Während jeweils eine Garantenstellung als Überwacher-/Beschützergarant und damit eine hinreichend wahrscheinliche Unterlassungsstrafbarkeit der Angeschuldigten AA, Prof. Dr. BB, DD und CC hinsichtlich der in der Anklageschrift aufgeführten im Klinikum AA behandelten drei Patienten aus tatsächlicher bzw. vertraglicher Übernahme von Pflichten hergeleitet werden kann, gilt dies nicht für die Angeschuldigten AA, DD und Prof. Dr. EE gegenüber den im Klinikum BB aufgenommenen und später dort getöteten Patienten (Fälle 4. bis 63.). Insoweit wird zur Begründung vollumfänglich auf die vom Senat geteilten Ausführungen in dem angefochtenen Beschluss Bezug genommen, die auch durch das Beschwerdevorbringen nicht entkräftet werden.

Im Einzelnen:

Da - wie bereits ausgeführt - im Hinblick auf die im Klinikum BB aufgrund der Tötungshandlungen von II verstorbenen Patienten der Schwerpunkt einer etwaigen Vorwerfbarkeit auf einem Unterlassen der insoweit Angeschuldigten beruht, sind sie nur dann für den Tod der Patienten im Klinikum in (... (Klinikum BB)) verantwortlich, wenn sie nach § 13 Abs. 1 StGB rechtlich dafür einzustehen haben und wenn das Unterlassen der Verwirklichung des gesetzlichen Tatbestands durch ein Tun entspricht.
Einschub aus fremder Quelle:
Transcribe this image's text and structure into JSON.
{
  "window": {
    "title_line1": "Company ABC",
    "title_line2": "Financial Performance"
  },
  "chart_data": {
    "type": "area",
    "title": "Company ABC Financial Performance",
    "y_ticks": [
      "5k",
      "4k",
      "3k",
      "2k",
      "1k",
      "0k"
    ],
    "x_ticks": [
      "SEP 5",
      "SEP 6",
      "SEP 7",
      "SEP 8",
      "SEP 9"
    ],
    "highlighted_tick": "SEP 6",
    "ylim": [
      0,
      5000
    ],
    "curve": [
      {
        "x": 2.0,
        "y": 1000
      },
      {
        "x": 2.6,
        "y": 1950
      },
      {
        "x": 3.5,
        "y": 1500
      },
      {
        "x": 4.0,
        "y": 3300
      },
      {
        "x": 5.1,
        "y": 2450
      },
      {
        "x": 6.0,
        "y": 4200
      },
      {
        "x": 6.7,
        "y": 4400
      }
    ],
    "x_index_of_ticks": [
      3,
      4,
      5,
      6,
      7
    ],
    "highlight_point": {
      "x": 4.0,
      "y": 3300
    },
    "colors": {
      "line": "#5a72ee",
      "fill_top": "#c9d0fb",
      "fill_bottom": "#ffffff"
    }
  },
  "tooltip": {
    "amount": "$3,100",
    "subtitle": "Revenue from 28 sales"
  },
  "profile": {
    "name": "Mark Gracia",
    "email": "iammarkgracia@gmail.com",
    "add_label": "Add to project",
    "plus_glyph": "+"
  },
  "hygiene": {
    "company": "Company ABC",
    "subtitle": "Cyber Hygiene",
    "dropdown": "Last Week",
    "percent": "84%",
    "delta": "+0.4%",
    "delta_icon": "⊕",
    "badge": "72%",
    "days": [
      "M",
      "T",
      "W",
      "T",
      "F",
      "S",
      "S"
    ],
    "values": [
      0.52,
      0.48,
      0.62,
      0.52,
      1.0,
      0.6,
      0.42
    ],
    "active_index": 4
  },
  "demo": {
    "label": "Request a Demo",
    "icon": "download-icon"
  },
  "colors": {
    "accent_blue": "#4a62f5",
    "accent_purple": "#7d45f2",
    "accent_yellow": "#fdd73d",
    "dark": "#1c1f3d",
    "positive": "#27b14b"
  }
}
Während bei den Begehungsdelikten die objektive Zurechnung auf der Verursachung des tatbestandsmäßigen Erfolgs beruht, reicht bei den unechten Unterlassungsdelikten die Tatsache, dass eine mögliche Handlung den Erfolg verhindert hätte, nicht aus, um die Beeinträchtigung des Rechtsguts jedem Handlungsfähigen als von ihm zu verantwortendes Unrecht zur Last legen zu können. Vielmehr muss ein besonderer Rechtsgrund nachgewiesen werden, wenn jemand ausnahmsweise dafür verantwortlich gemacht werden soll, dass er es unterlassen hat, zum Schutz fremder Rechtsgüter positiv tätig zu werden. Die Gleichstellung des Unterlassens mit dem aktiven Tun setzt deshalb voraus, dass der Täter als "Garant" für die Abwendung des Erfolgs einzustehen hat. Alle Erfolgsabwendungspflichten beruhen auf dem Grundgedanken, dass eine bestimmte Person in besonderer Weise zum Schutz des gefährdeten Rechtsguts aufgerufen ist und dass sich alle übrigen Beteiligten auf das helfende Eingreifen dieser Person verlassen und verlassen dürfen (st. Rspr.; vgl. nur BGH, Urteil vom 25.09.2014 - 4 StR 586/13, BGHSt 59, 318 = NJW 2014, 3669 [3670 Tz. 19]; Beschluss vom 08.03.2017 - 1 StR 466/16, BGHSt 62, 72 = NJW 2017, 2052 [2053 Tz. 16] jew. m.w.N.). Eine solche Garantenstellung ergibt sich vorliegend auf der Grundlage der vorhandenen und zu erwartenden Beweislage jedoch weder aus Gesetz (dazu lit. a)), noch aus Gewährsübernahme (dazu lit. b)), noch aus pflichtwidrigem Vorverhalten, sog. Ingerenz (dazu lit. c)), noch aus sonstigen pflichtbegründenden Umständen wie etwa dem Grundsatz von Treu und Glauben (dazu lit. d)) (vgl. Fischer, StGB68, § 13 Rn. 17 ff. zur quellen-orientierten Bestimmung der Garantenstellung).

a)

Eine gesetzlich begründete Einstandspflicht der Angeschuldigten für die Tötungen im Klinikum BB ist nicht ersichtlich. Eine solche folgt insbesondere auch nicht aus dem Straftatbestand des Nichtanzeigens geplanter Straftaten gemäß § 138 StGB. So ist der objektive Tatbestand dieser Norm schon nicht erfüllt, weil hinsichtlich der Fälle 1. bis 3. die Katalogtat des Totschlags - bezogen auf den Zeitraum der Tatbegehung in (... (Klinikum BB)) - bereits beendet und damit eine Anzeigepflicht erloschen war (vgl. Hohmann, in: MüKo-StGB3, § 138 Rn. 10) und es bezüglich der Fälle 4. bis 63. mehr als fernliegend erscheint, geschweige denn hinreichend erwiesen ist, dass die Angeschuldigten von den einzelnen Taten im BB Klinikum vorab glaubhaft erfahren haben.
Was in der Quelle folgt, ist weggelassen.